Aller au contenu

Page:Witkowski, Nass - Le nu au théâtre depuis l'Antiquité jusqu'à nos jours, 1909.djvu/63

La bibliothèque libre.
Le texte de cette page a été corrigé et est conforme au fac-similé.
61
le xviie siècle

Mais aucune ne souleva tant d’intérêt curieux, que l’énigmatique Mlle de Maupin, de son nom de fille Mlle d’Aubigny.

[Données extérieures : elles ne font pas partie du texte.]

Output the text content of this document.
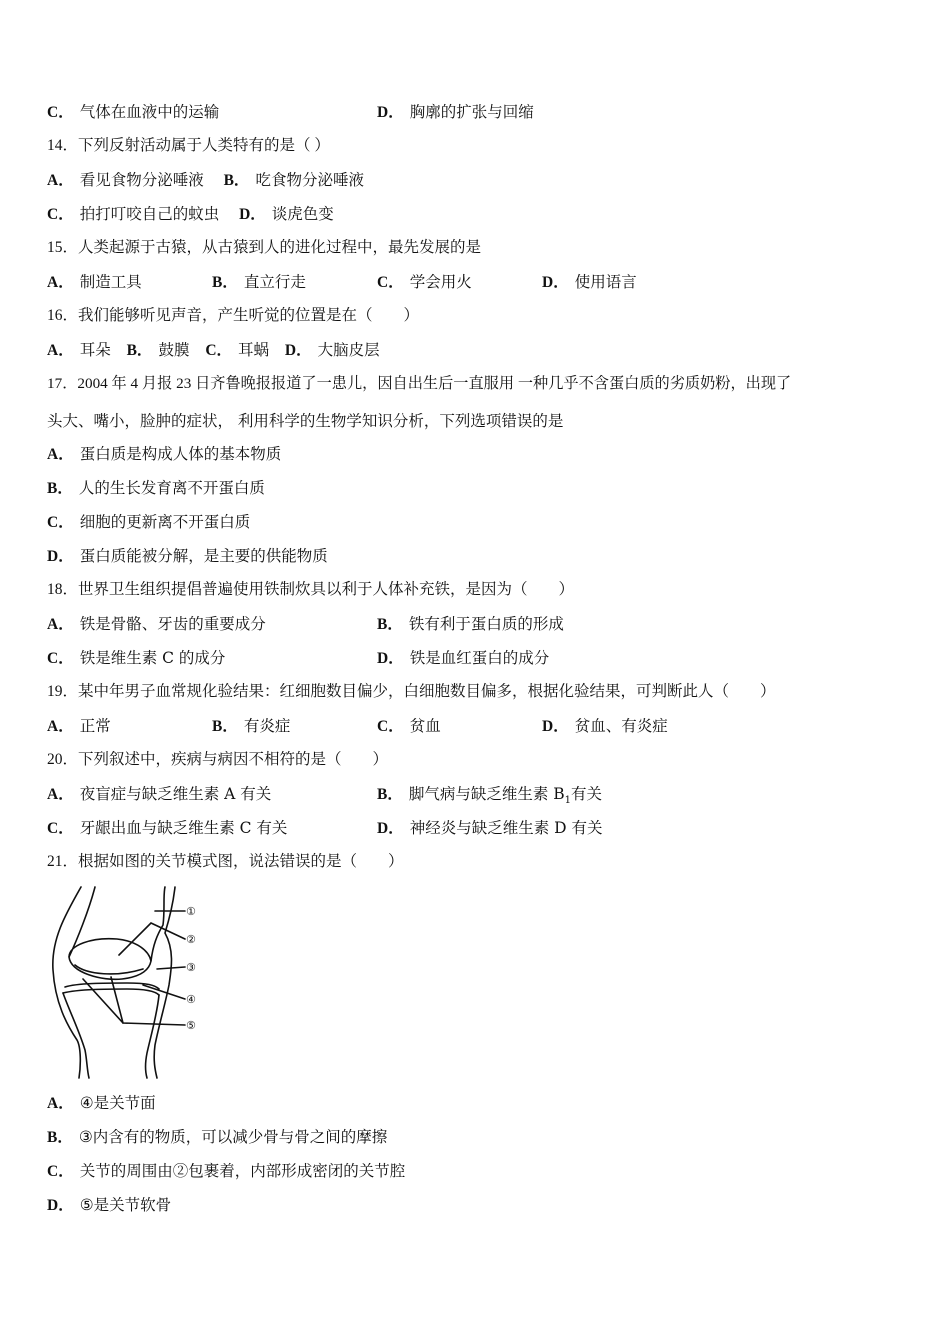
C． 气体在血液中的运输	D． 胸廓的扩张与回缩
14．下列反射活动属于人类特有的是（ ）
A． 看见食物分泌唾液 B． 吃食物分泌唾液
C． 拍打叮咬自己的蚊虫 D． 谈虎色变
15．人类起源于古猿，从古猿到人的进化过程中，最先发展的是
A． 制造工具	B． 直立行走	C． 学会用火	D． 使用语言
16．我们能够听见声音，产生听觉的位置是在（　　）
A． 耳朵 B． 鼓膜 C． 耳蜗 D． 大脑皮层
17．2004 年 4 月报 23 日齐鲁晚报报道了一患儿，因自出生后一直服用 一种几乎不含蛋白质的劣质奶粉，出现了
头大、嘴小，脸肿的症状， 利用科学的生物学知识分析，下列选项错误的是
A． 蛋白质是构成人体的基本物质
B． 人的生长发育离不开蛋白质
C． 细胞的更新离不开蛋白质
D． 蛋白质能被分解，是主要的供能物质
18．世界卫生组织提倡普遍使用铁制炊具以利于人体补充铁，是因为（　　）
A． 铁是骨骼、牙齿的重要成分	B． 铁有利于蛋白质的形成
C． 铁是维生素 C 的成分	D． 铁是血红蛋白的成分
19．某中年男子血常规化验结果：红细胞数目偏少，白细胞数目偏多，根据化验结果，可判断此人（　　）
A． 正常	B． 有炎症	C． 贫血	D． 贫血、有炎症
20．下列叙述中，疾病与病因不相符的是（　　）
A． 夜盲症与缺乏维生素 A 有关	B． 脚气病与缺乏维生素 $B_1$有关
C． 牙龈出血与缺乏维生素 C 有关	D． 神经炎与缺乏维生素 D 有关
21．根据如图的关节模式图，说法错误的是（　　）
①
②
③
④
⑤
A． ④是关节面
B． ③内含有的物质，可以减少骨与骨之间的摩擦
C． 关节的周围由②包裹着，内部形成密闭的关节腔
D． ⑤是关节软骨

On ne connaît guère aujourd’hui cette chevalière qu’à travers l’admirable roman de Théophile Gautier, un des purs joyaux de notre littérature. L’auteur des Émaux et Camées était copieusement documenté sur son héroïne, mais à l’époque où parut son chef-d’œuvre, le romancier ne songeait pas, comme aujourd’hui, à tirer éclat et vanité de son érudition. La célèbre préface de Mlle de Maupin est muette à ce sujet, si bien que le pervers personnage de Théodore semble sorti, de pied en cap, orné de toutes ses passions, de l’imagination romantique de Gautier. En réalité, il n’en est rien ; la Maupin appartient à l’histoire, — et quelle histoire ! La plus extraordinaire, la plus étourdissante, la plus imprévue, la plus grande et la plus petite,… comme disait Mme de Sévigné.


Fig. 39. — Mlle d’Aubigny ? D’après une peinture de l’époque.

Artiste remarquable, aventurière hors de pair, rien n’a manqué à cette femme qui, à travers des crises de toute nature, a connu tous les vices et pas mal de vertus, et qui, somme toute, a vécu plusieurs vies dans une courte existence de trente-quatre ans.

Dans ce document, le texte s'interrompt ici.